The passage this week of a three-month extension of current highway funding by a vote of 335 to 85 in the U.S. House of Representatives must now be reconciled with an 18-month extension wending its way out of committee in the U.S. Senate. That, say political observers, may prove far easier said than done.

“There is an awful lot at stake here, and we’ve got to continue our efforts to elevate freight [needs] to a higher level in the debate over the reauthorization bill,” said Joni Casey, president & CEO of the Intermodal Association of North America (IANA), in a recent press conference addressing the transportation industry’s concern over merely extending current highway funding. “It’s important for Congress to act now on the [reauthorization] bill and not revert to stop-gap funding.”

The Senate’s Environment and Public Works (EPW) Committee approved by 18-1 an 18-month extension of federal highway programs back in July that would push out reauthorization efforts out until at least March 2011. Neither the Senate nor the House extension efforts make any policy changes or add any new highway projects.

The current six-year highway bill – dubbed “SAFETEA-LU” which stands for “Safe, Accountable, Flexible, Efficient Transportation Act: A Legacy for Users” – expires next week on Sept. 30. Though the White House supports the longer-term extension, the House Committee on Transportation and Infrastructure, led by chairman Rep.
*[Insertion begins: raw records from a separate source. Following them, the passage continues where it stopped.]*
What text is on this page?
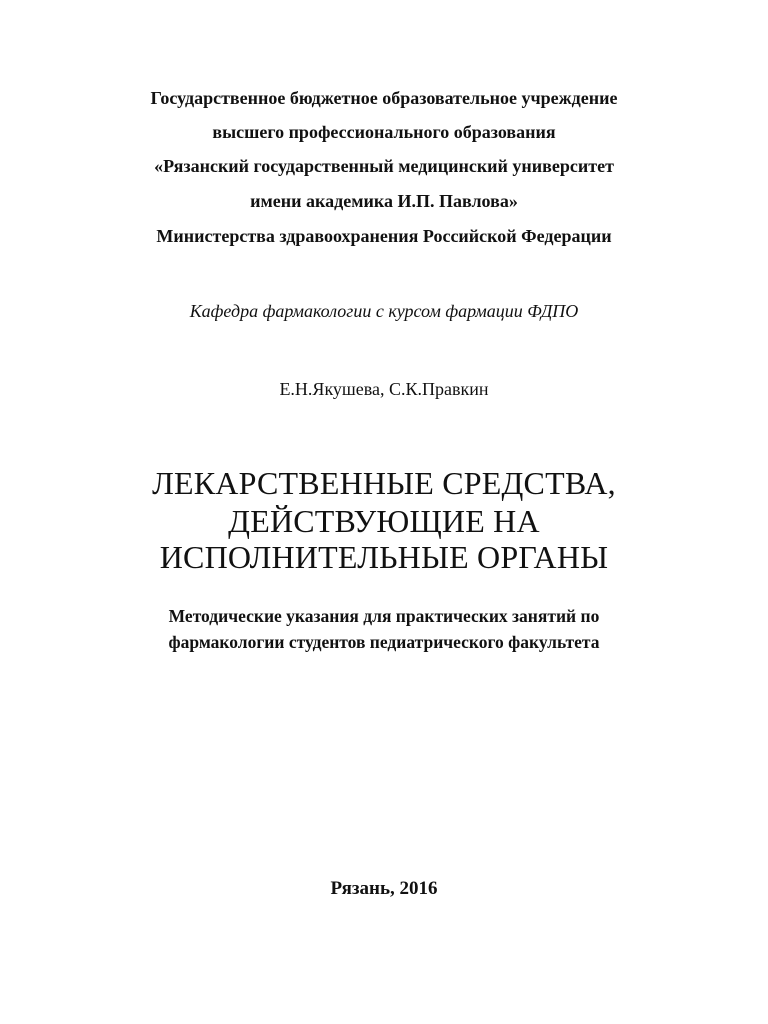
Государственное бюджетное образовательное учреждение
высшего профессионального образования
«Рязанский государственный медицинский университет
имени академика И.П. Павлова»
Министерства здравоохранения Российской Федерации
Кафедра фармакологии с курсом фармации ФДПО
Е.Н.Якушева, С.К.Правкин
ЛЕКАРСТВЕННЫЕ СРЕДСТВА,
ДЕЙСТВУЮЩИЕ НА
ИСПОЛНИТЕЛЬНЫЕ ОРГАНЫ
Методические указания для практических занятий по
фармакологии студентов педиатрического факультета
Рязань, 2016
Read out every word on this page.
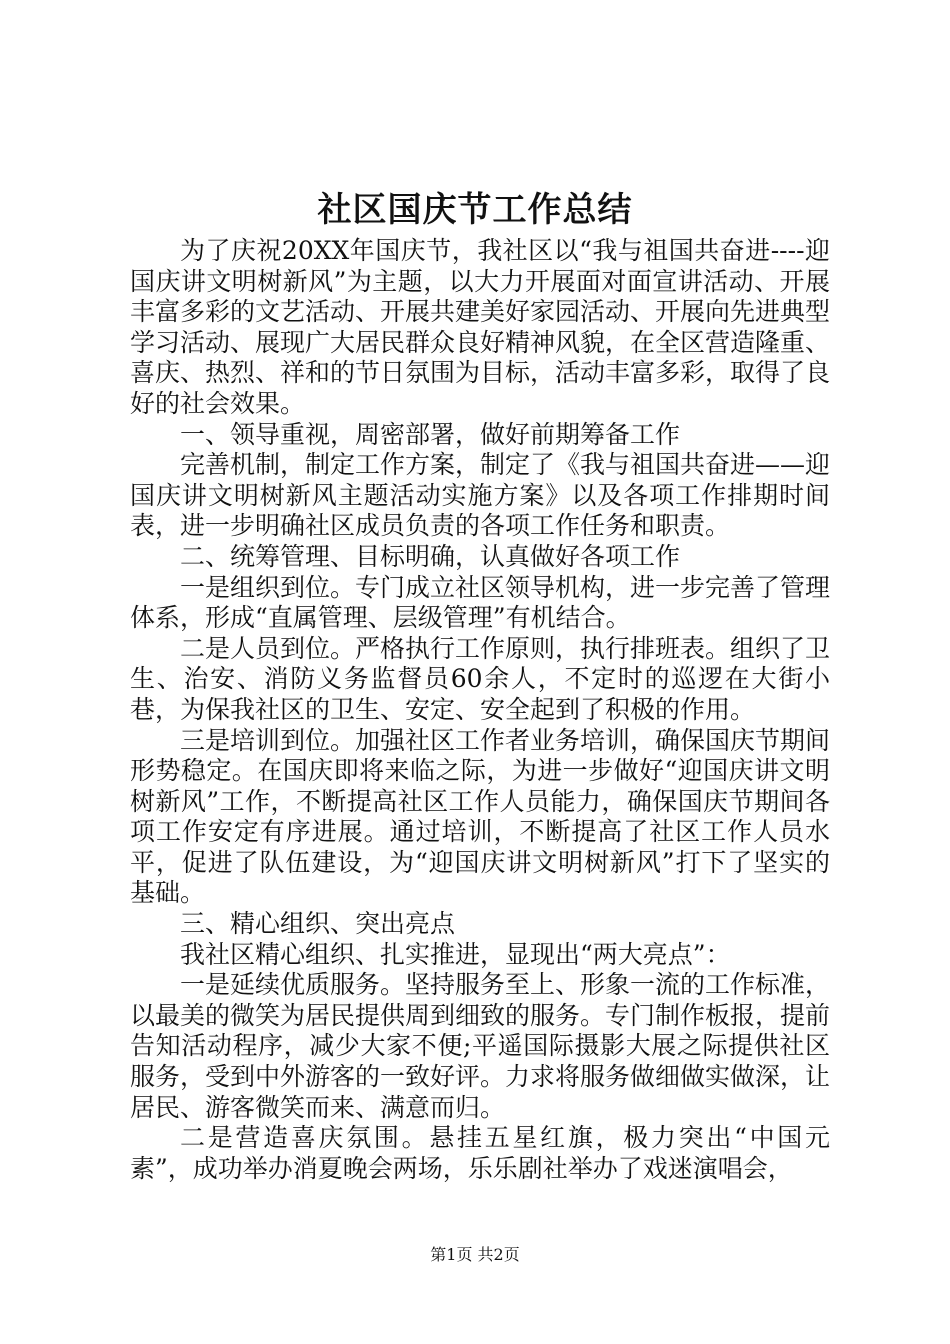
社区国庆节工作总结

为了庆祝20XX年国庆节，我社区以“我与祖国共奋进----迎国庆讲文明树新风”为主题，以大力开展面对面宣讲活动、开展丰富多彩的文艺活动、开展共建美好家园活动、开展向先进典型学习活动、展现广大居民群众良好精神风貌，在全区营造隆重、喜庆、热烈、祥和的节日氛围为目标，活动丰富多彩，取得了良好的社会效果。

一、领导重视，周密部署，做好前期筹备工作

完善机制，制定工作方案，制定了《我与祖国共奋进——迎国庆讲文明树新风主题活动实施方案》以及各项工作排期时间表，进一步明确社区成员负责的各项工作任务和职责。

二、统筹管理、目标明确，认真做好各项工作

一是组织到位。专门成立社区领导机构，进一步完善了管理体系，形成“直属管理、层级管理”有机结合。

二是人员到位。严格执行工作原则，执行排班表。组织了卫生、治安、消防义务监督员60余人，不定时的巡逻在大街小巷，为保我社区的卫生、安定、安全起到了积极的作用。

三是培训到位。加强社区工作者业务培训，确保国庆节期间形势稳定。在国庆即将来临之际，为进一步做好“迎国庆讲文明树新风”工作，不断提高社区工作人员能力，确保国庆节期间各项工作安定有序进展。通过培训，不断提高了社区工作人员水平，促进了队伍建设，为“迎国庆讲文明树新风”打下了坚实的基础。

三、精心组织、突出亮点

我社区精心组织、扎实推进，显现出“两大亮点”：

一是延续优质服务。坚持服务至上、形象一流的工作标准，以最美的微笑为居民提供周到细致的服务。专门制作板报，提前告知活动程序，减少大家不便;平遥国际摄影大展之际提供社区服务，受到中外游客的一致好评。力求将服务做细做实做深，让居民、游客微笑而来、满意而归。

二是营造喜庆氛围。悬挂五星红旗，极力突出“中国元素”，成功举办消夏晚会两场，乐乐剧社举办了戏迷演唱会，

第1页 共2页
James L. Oberstar (D-MN), is not taking the administration's lead on the subject.

Postponing debate on the 2009 Surface Transportation Bill – which could total as much as $500 billion – until well into 2011, is simply not an option, Oberstar said in remarks earlier this year.

“Delay is unacceptable. Delay casts uncertainty on the program. If we delay the new authorization, states will hold back on new projects and that will cost jobs,” he stressed. “We are not in the business of delay. It is time to move ahead.”